I object. Just because we don't know the future doesn't mean we don't hypothesize about what will happen. Such projection into the future is part of what makes us human. I realize that this hardly ever happens in a pure form, but overall results on science are not completely determined by the past + random walks. Some projection and expectation must be taking place, and isn't that expectation more likely to be fulfilled if it is "right"? Some extrapolation must occur, and that implies that something true is "out there" that is being dis-covered by experiment. Of course, on the next page Scerri states "This is not to say that the world does not constrain our theorizing. ... But ... the scope of our theories is not determined by nature in advance of our inquiring about them." (p.197-8)

This is where is starts to sound like the constraints on evolution, like I talk about at length in A World from Dust and which also overlaps with Terrence Deacon's absential knowledge. The question seems to be whether the constraints are to be identified with the truth, and whether they are loose or tight. (I think "yes they are" and "pretty tight", by the way, both for evolution in biology and of scientific knowledge.)

In the end, this book presents a view of science that I like, and that is engaging to talk about and teach. It feels like some arguments go all the way back to the ancient stoics. Science works in some ways like a living thing.

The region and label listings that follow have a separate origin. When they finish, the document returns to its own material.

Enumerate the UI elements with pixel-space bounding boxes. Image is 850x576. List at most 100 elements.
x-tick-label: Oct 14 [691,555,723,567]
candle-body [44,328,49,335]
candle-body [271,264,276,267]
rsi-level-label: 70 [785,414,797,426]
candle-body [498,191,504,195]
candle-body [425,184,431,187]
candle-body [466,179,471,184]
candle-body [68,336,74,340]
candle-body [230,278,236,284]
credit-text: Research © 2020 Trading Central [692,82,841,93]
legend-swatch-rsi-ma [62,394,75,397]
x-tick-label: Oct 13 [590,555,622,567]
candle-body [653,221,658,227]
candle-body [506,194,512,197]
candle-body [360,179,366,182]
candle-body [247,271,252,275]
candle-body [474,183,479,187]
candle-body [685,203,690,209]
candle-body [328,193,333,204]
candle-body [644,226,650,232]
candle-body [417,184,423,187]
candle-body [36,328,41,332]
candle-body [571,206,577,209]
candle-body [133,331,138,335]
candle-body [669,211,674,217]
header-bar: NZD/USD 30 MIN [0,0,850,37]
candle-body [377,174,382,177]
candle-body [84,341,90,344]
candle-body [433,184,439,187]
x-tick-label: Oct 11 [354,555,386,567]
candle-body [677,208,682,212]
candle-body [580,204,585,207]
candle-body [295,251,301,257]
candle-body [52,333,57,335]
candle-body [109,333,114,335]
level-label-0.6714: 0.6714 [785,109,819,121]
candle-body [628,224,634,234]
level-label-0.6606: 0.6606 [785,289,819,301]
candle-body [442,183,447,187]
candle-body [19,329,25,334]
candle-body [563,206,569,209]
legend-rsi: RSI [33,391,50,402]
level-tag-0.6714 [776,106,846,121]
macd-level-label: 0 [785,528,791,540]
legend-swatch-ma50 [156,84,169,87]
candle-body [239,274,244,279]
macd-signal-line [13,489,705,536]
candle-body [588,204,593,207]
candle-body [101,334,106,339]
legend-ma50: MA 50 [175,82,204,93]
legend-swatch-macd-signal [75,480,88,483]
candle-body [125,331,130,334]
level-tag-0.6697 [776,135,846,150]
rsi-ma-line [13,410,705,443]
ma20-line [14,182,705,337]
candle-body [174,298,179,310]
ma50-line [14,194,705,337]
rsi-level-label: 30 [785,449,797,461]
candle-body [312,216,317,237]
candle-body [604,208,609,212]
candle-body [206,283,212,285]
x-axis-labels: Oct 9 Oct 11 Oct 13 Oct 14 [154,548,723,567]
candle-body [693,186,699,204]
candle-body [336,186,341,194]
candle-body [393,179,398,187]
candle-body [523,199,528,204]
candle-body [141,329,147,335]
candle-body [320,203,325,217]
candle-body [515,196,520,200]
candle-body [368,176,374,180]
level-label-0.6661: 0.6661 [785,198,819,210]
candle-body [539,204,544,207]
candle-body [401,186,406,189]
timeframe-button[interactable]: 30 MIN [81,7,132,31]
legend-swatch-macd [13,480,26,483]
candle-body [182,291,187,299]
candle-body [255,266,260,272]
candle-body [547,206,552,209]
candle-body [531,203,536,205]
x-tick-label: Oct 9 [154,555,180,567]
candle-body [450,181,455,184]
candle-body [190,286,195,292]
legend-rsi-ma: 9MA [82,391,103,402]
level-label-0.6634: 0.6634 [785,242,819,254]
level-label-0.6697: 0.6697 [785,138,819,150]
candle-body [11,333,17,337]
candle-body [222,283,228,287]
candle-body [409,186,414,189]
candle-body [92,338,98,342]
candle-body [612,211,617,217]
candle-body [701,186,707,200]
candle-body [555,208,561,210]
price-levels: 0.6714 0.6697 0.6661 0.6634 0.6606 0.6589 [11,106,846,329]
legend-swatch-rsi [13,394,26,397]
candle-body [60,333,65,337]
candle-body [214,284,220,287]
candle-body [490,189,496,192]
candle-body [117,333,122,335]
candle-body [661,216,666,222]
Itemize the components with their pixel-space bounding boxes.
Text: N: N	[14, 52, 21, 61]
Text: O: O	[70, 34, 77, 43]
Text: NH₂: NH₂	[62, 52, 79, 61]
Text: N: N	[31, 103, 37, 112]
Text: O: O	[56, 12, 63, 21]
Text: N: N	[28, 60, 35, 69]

We make a lot of mistakes and think a lot of wrong thoughts on the way to getting to the right ones. We do a disservice to history when we turn a few men (and it's usually men) into the Great Thinkers while ignoring the smaller ideas they built from. Not shoulders of giants, but the shoulders of humanity.

I think the crucial difference may be whether the reality inside our heads corresponds exactly to the reality of outside our heads. I think it does, and so I'm comfortable with a lot of truth claims in a way that Scerri is not. I also have a higher view of language than Scerri does, and wonder if our "pre-linguistic" ideas (p. 210) aren't truly ideas until they are codified and communalized with words, if words play a part in the origins of thought and consciousness.

But I don't know if my beliefs in these two areas had a particular negative role to play in the Science Wars. That wasn't my war. Maybe I'm unknowingly wading in where angels fear to tread even now. Whatever, this is fascinating history and fun to think about, let's ask these questions.

The bottom line is that Scerri says that we should study how science works not through analytic philosophy but through the empirical investigation of how particular scientific theories were made. I am fully behind this bottom-up mode of investigation. It's not just more accurate and less prone to observer bias, it's also more interesting to study real people rather than abstract ideas. In general, this is the way forward, and more studies like this will help us figure out these big philosophical questions that we haven't yet figured out. One's reach must exceed one's grasp, after all.